The results of the consultation were inconclusive, with residents keen to have an iconic bridge, but reluctant to have a subsequent increase in tax to fund it.
Regardless of the ultimate design of the new bridge, the landing point will be the Grove site in Pallion. Plans for this site focus around the creation of a new residential area, with homes, community buildings, commercial and retail sites.

In September 2009, City Councillors agreed to proceed with the landmark bridge, which can be delivered without any increased costs to taxpayers. The bridge will be the tallest bridge in England. A planning application for the bridge is now being developed and could be submitted by the end of 2009. Subject to further permissions on planning and funding, work could begin in 2012 with completion towards the end of 2014. The planning application was in fact submitted in December 2009.

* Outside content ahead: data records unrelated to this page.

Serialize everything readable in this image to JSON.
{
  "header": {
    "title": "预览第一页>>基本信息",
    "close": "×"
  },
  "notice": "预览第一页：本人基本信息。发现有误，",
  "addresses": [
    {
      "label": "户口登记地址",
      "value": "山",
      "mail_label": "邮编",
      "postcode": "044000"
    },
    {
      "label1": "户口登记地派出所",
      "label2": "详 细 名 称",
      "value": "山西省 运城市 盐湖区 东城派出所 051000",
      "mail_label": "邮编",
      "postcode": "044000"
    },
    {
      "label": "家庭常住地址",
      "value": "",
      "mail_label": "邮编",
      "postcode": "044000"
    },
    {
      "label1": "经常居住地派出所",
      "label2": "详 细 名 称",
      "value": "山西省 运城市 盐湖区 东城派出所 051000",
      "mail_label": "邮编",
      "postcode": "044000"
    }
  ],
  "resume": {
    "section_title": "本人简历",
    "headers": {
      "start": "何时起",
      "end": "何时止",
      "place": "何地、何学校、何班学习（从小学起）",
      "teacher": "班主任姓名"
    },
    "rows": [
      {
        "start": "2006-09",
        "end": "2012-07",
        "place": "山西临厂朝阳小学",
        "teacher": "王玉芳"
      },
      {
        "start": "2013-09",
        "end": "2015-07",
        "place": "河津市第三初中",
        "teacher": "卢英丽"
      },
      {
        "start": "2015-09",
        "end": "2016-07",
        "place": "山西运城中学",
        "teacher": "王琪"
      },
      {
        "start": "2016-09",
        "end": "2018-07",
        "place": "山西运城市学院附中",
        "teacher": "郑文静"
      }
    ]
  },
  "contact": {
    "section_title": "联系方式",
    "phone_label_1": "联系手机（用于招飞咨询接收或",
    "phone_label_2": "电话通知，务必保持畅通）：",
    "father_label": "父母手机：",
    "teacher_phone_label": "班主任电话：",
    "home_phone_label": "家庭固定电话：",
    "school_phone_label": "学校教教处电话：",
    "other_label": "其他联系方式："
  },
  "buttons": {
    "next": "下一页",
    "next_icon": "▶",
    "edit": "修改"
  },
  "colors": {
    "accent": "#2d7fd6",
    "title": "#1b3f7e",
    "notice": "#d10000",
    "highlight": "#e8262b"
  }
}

On May 14, 2010. The Sunderland City Council approved an application for River Wear Bridge. It will be a cable-stay bridge, towering 180 meters above the River Wear and connecting Castletown and Pallion. The bridge will be having two independent curving steel masts with the taller western mast rising to 190 meters, making the structure UK's tallest bridge.. The suspended deck will cover 336 meters and will consist of two carriageways, along with pedestrian and cycle access. The deck will be hung some 16 to 20 meters above the River Wear. The construction is planned to begin in 2012 with completion slated in 2015.

On 10 July 2013, Sunderland Council announced the project would be abandoned. The excessive costs and changing economic climate were cited as reasons, and a cheaper, less complex bridge would instead be commissioned.